3 Responses to “Selling to the brain”

  • We are professionals so lets have a reality check and tell the truth. The application of any brain research to anything practical at this point is a hoax and lie. Unfortunately neuromarketers are telling the biggest whoppers right now.

    Pradeep is simply lying to sell his stuff. Remember a con man tells you only what you want to hear. That is a brain trait.

    We don’t even have theories to test let alone any way to even start thinking about practical applications of any kind even in mental health and medicine.

    Eventually, we will because the brain controls all behavior and thus business activity – duh. But it is likely decades away — at best.

    We know, effectively, nothing about human brain activity and behavior. But that’s to be expected. Neurocog work is only a few years old and a “newborn.”

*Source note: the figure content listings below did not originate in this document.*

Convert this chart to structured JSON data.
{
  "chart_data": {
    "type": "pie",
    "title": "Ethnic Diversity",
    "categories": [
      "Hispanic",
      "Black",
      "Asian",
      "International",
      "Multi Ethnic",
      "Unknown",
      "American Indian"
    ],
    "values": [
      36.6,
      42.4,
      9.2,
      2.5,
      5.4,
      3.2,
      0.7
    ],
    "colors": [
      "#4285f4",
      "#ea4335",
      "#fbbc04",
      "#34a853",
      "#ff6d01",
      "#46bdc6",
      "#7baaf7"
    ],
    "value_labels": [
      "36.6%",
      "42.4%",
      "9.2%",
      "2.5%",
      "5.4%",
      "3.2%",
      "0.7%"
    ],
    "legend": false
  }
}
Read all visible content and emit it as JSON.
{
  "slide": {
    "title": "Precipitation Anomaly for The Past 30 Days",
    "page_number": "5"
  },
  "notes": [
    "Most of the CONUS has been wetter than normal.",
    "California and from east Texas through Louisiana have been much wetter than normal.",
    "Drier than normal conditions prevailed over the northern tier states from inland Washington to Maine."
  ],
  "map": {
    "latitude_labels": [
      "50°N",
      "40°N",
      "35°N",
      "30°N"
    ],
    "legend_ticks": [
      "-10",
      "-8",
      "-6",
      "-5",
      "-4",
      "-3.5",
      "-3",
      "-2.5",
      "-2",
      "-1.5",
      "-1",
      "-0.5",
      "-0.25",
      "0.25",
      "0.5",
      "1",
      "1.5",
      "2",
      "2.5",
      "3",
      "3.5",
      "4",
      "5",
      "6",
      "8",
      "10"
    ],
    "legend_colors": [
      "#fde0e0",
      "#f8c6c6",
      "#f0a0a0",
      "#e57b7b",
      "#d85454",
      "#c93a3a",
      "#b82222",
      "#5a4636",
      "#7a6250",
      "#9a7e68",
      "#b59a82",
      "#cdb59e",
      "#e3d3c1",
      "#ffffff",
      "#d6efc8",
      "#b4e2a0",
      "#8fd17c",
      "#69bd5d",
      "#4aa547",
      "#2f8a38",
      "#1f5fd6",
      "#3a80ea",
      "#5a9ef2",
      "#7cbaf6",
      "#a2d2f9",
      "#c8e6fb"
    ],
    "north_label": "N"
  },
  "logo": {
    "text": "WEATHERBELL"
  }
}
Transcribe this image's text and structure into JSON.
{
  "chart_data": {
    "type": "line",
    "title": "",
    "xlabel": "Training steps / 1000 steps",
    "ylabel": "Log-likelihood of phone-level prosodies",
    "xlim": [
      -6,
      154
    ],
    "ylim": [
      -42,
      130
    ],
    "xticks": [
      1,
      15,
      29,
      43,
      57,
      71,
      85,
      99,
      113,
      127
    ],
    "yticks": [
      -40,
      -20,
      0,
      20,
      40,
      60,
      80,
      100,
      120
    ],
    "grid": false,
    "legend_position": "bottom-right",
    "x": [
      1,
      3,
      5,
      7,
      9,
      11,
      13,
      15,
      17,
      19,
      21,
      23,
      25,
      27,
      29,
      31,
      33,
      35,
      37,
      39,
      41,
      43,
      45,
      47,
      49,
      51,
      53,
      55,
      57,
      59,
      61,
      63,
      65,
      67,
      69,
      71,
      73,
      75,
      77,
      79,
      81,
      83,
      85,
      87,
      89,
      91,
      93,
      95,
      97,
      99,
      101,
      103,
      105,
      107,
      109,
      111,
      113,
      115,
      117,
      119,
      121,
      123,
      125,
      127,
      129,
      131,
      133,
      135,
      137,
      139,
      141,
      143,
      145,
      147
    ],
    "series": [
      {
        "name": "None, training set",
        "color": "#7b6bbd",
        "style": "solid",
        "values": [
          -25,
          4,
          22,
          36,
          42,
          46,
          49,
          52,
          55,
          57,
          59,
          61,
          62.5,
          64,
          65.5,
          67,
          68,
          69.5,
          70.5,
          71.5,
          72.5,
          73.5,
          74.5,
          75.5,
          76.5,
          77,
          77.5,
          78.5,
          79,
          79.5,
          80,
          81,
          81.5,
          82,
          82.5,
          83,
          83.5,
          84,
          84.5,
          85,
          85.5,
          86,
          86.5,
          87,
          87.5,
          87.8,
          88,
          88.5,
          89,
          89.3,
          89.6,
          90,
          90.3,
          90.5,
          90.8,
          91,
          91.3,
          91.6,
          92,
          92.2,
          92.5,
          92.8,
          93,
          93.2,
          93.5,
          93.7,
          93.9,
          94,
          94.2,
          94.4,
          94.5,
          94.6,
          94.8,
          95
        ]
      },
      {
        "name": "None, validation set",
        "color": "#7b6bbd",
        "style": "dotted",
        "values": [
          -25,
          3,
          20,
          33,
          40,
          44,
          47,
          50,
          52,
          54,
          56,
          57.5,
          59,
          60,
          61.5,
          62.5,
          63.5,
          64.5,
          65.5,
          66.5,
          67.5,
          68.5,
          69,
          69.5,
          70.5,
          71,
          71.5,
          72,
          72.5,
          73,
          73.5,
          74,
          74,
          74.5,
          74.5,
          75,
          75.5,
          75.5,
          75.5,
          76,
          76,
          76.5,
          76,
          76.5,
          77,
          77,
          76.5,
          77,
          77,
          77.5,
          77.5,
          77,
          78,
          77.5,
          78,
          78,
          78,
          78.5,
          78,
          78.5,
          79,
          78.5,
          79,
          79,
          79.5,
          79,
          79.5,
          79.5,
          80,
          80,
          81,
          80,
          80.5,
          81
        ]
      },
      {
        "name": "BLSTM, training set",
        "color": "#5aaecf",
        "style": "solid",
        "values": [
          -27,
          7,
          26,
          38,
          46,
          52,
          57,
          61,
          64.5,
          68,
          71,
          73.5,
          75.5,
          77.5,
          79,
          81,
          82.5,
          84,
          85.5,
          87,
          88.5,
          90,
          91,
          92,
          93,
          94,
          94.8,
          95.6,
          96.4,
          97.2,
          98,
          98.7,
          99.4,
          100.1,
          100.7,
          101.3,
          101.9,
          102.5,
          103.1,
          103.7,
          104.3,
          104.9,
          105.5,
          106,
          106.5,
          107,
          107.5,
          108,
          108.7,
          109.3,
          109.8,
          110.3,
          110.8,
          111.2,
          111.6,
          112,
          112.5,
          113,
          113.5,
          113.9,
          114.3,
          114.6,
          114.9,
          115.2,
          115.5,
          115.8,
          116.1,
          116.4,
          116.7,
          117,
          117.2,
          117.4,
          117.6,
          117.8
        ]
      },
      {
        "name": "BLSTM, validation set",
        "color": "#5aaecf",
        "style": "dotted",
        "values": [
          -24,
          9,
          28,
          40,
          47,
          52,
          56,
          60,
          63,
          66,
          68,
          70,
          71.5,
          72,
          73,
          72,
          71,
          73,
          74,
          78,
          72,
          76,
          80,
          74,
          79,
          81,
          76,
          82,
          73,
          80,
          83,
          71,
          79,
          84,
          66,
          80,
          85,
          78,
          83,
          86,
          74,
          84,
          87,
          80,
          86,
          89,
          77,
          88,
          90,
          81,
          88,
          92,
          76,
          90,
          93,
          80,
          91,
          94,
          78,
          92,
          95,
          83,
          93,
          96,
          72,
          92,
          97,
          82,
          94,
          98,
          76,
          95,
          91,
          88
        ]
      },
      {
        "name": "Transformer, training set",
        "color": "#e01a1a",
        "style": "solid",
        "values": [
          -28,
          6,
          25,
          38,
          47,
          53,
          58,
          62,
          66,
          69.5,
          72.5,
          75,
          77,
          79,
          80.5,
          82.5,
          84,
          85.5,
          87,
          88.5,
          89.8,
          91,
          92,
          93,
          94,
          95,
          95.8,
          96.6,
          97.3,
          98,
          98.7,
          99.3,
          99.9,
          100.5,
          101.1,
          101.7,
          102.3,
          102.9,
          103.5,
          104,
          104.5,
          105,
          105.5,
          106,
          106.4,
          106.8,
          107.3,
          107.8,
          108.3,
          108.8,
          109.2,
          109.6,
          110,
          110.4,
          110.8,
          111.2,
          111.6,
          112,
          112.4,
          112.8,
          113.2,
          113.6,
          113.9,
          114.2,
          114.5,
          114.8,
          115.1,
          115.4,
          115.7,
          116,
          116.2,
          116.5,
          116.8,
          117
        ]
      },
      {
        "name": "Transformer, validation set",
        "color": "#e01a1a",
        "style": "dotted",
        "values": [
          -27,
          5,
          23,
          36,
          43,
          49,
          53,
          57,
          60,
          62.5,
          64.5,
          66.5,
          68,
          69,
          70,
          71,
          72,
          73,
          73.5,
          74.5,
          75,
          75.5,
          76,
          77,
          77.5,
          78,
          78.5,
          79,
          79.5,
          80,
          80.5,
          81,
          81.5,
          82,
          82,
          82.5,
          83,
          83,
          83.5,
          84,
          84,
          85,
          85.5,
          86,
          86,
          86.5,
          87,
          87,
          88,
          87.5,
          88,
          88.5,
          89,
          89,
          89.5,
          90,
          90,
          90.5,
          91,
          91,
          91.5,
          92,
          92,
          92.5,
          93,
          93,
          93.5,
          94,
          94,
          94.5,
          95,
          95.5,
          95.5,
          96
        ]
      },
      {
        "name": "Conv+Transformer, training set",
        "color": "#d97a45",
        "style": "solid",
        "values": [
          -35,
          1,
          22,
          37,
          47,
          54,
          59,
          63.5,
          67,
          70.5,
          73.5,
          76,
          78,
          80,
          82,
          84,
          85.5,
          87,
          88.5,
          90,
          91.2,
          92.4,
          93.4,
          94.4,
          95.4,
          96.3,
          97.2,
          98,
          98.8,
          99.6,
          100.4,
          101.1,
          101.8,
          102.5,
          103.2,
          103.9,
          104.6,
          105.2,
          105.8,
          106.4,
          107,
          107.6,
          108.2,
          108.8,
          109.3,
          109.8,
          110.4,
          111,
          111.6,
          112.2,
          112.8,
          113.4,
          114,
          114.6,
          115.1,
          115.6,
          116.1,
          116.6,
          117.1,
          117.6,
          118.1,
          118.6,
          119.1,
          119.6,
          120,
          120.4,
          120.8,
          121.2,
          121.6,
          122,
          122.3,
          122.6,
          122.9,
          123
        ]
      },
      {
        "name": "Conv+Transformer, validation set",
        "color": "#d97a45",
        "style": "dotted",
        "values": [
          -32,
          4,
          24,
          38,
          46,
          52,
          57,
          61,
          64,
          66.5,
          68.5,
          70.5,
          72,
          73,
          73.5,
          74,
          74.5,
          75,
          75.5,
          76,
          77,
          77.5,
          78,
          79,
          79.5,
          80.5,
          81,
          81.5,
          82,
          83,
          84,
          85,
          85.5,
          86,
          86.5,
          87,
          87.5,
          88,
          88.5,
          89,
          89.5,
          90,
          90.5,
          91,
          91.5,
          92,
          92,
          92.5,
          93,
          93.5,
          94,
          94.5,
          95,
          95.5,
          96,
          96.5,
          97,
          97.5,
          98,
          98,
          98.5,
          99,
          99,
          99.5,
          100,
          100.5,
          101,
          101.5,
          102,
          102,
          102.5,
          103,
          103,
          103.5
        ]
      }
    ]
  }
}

    Anything we say now about it is likely to be wrong at best and manipulatively misleading. Daniel Kahanmen’s latest book and all the Behavioral Econ nonsense is an example. It’s all silly.

    We have very little idea how to engage rats brains. Gonna be a long time before we get to humans, even longer consumers in the act of engaging with marketing stuff, even longer consumers buying stuff.

  • I respect your opinion. Still, you can’t generalize and say “ANY brain research to anything practical at this point is a hoax and lie”.

    Neuroscientists have made a great step in this direction and I am sure in the following years we will witness new developments, as technology also evolves. Also, there professionals that apply this knowledge and have great business results.

    I can recommend some research papers for you to understand how these results can be used to our benefit, to improve the way we live and to promote a healthier life.

    Our emotions drive our behavior, and beyond neuromarketing, I think it is important to understand ourselves, in order to also understand people around us. Although we are a long way to understand how exactly we make decisions, this is not an excuse to not continue to investigate the missing pieces of this puzzle – this is evolution.